Ir à feira no domingo, encontrar conhecidos, caminhar entre as barracas e terminar o passeio com um pastel quente é quase um ritual para muitas famílias brasileiras.
Esse hábito cultural, porém, desperta atenção quando o assunto é controle da glicose no sangue, especialmente entre pessoas com diabetes ou resistência à insulina. Afinal, o pastel é apenas um prazer ocasional ou pode causar mudanças na glicemia?
A resposta não é simples, porque envolve mais do que o alimento em si. Quantidade, preparo, horário do consumo e até o funcionamento individual do organismo entram nessa conta.
O que há por trás da massa frita
A base do pastel é feita de farinha refinada, um tipo de carboidrato de rápida absorção. Em média, 100 gramas de pastel concentram cerca de 48 gramas de carboidratos. Todo carboidrato ingerido é transformado em glicose no organismo, o que já explica o potencial de elevação da glicemia logo após o consumo.
Além disso, a fritura adiciona uma quantidade considerável de gordura. Embora a gordura não vire glicose diretamente, ela interfere no ritmo da digestão e na forma como o açúcar entra na corrente sanguínea, tornando o efeito do pastel mais complexo do que parece.
Por que a glicose pode subir mais tarde, e não imediatamente
Muitas pessoas esperam que a glicemia suba logo após comer um pastel, mas isso nem sempre acontece. A gordura presente no alimento retarda o esvaziamento do estômago, fazendo com que a absorção do carboidrato aconteça de forma prolongada.
Na prática, isso significa que a glicose pode até parecer controlada no início, mas aumentar duas ou até três horas depois da refeição. Esse chamado “efeito tardio” é comum em alimentos ricos em carboidrato e gordura ao mesmo tempo, como o pastel.
O impacto do recheio no controle glicêmico
O recheio também faz diferença. Pastéis com queijo, carne gordurosa ou embutidos costumam ter ainda mais gordura, o que prolonga o aumento da glicemia. Já opções com recheios mais simples ou magros tendem a causar um impacto um pouco menor, embora ainda relevante.
Proteínas e gorduras extras não entram diretamente na contagem de carboidratos, mas influenciam o tempo e a intensidade da resposta glicêmica, exigindo atenção redobrada no monitoramento.
Horário do consumo
O momento do dia em que o pastel é consumido interfere diretamente no controle da glicose. Pela manhã, o organismo costuma apresentar maior resistência à insulina, o que facilita picos glicêmicos mais intensos.

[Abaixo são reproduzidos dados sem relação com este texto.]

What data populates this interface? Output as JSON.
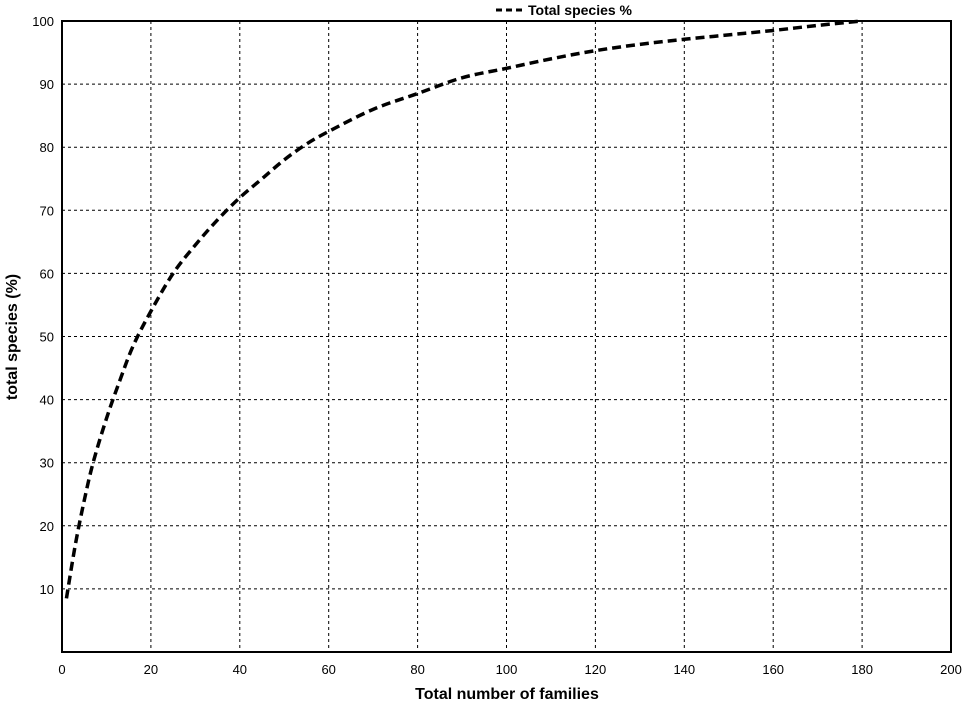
{
  "chart_data": {
    "type": "line",
    "title": "",
    "xlabel": "Total number of families",
    "ylabel": "total species (%)",
    "xlim": [
      0,
      200
    ],
    "ylim": [
      0,
      100
    ],
    "x_ticks": [
      0,
      20,
      40,
      60,
      80,
      100,
      120,
      140,
      160,
      180,
      200
    ],
    "y_ticks": [
      10,
      20,
      30,
      40,
      50,
      60,
      70,
      80,
      90,
      100
    ],
    "grid": true,
    "legend_position": "top-center",
    "series": [
      {
        "name": "Total species %",
        "line_style": "dashed",
        "color": "#000000",
        "x": [
          1,
          3,
          5,
          7,
          10,
          13,
          16,
          20,
          25,
          30,
          35,
          40,
          45,
          50,
          55,
          60,
          70,
          80,
          90,
          100,
          110,
          120,
          130,
          140,
          150,
          160,
          170,
          180
        ],
        "y": [
          8.5,
          17,
          24,
          30,
          37,
          43,
          48.5,
          54,
          60,
          64.5,
          68.5,
          72,
          75,
          78,
          80.5,
          82.5,
          86,
          88.5,
          91,
          92.5,
          94,
          95.3,
          96.3,
          97.1,
          97.8,
          98.5,
          99.3,
          100
        ]
      }
    ]
  }
}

Por isso, o café da manhã não costuma ser o melhor horário para esse tipo de alimento.
À noite, o problema é outro. O gasto energético é menor e a vigilância da glicemia durante o sono é reduzida, o que pode manter níveis elevados por mais tempo sem percepção imediata. Nesse cenário, o almoço ou o meio da tarde tendem a ser horários menos desfavoráveis, desde que haja acompanhamento.
Existe pastel “mais seguro” para quem tem diabetes?
Não existe pastel neutro para a glicemia, mas há escolhas que podem reduzir o impacto. Porções menores, recheios menos gordurosos e consumo esporádico ajudam no controle. O ponto central é entender que o pastel não deve fazer parte da rotina alimentar, e sim ser tratado como exceção planejada.
Associar o consumo ao monitoramento da glicemia e, quando necessário, ao ajuste de medicamentos ou insulina faz parte do manejo responsável.
O consumo de pastel não precisa ser encarado como algo proibido, mas como uma decisão consciente. Saber que ele pode elevar a glicose rapidamente ou até horas depois, permite que a pessoa se prepare melhor e evite surpresas no controle glicêmico.
No fim das contas, o equilíbrio está em manter a glicemia dentro da meta na maior parte do tempo, entendendo que momentos pontuais fazem parte da vida, desde que sejam acompanhados de estratégia, informação e cuidado contínuo.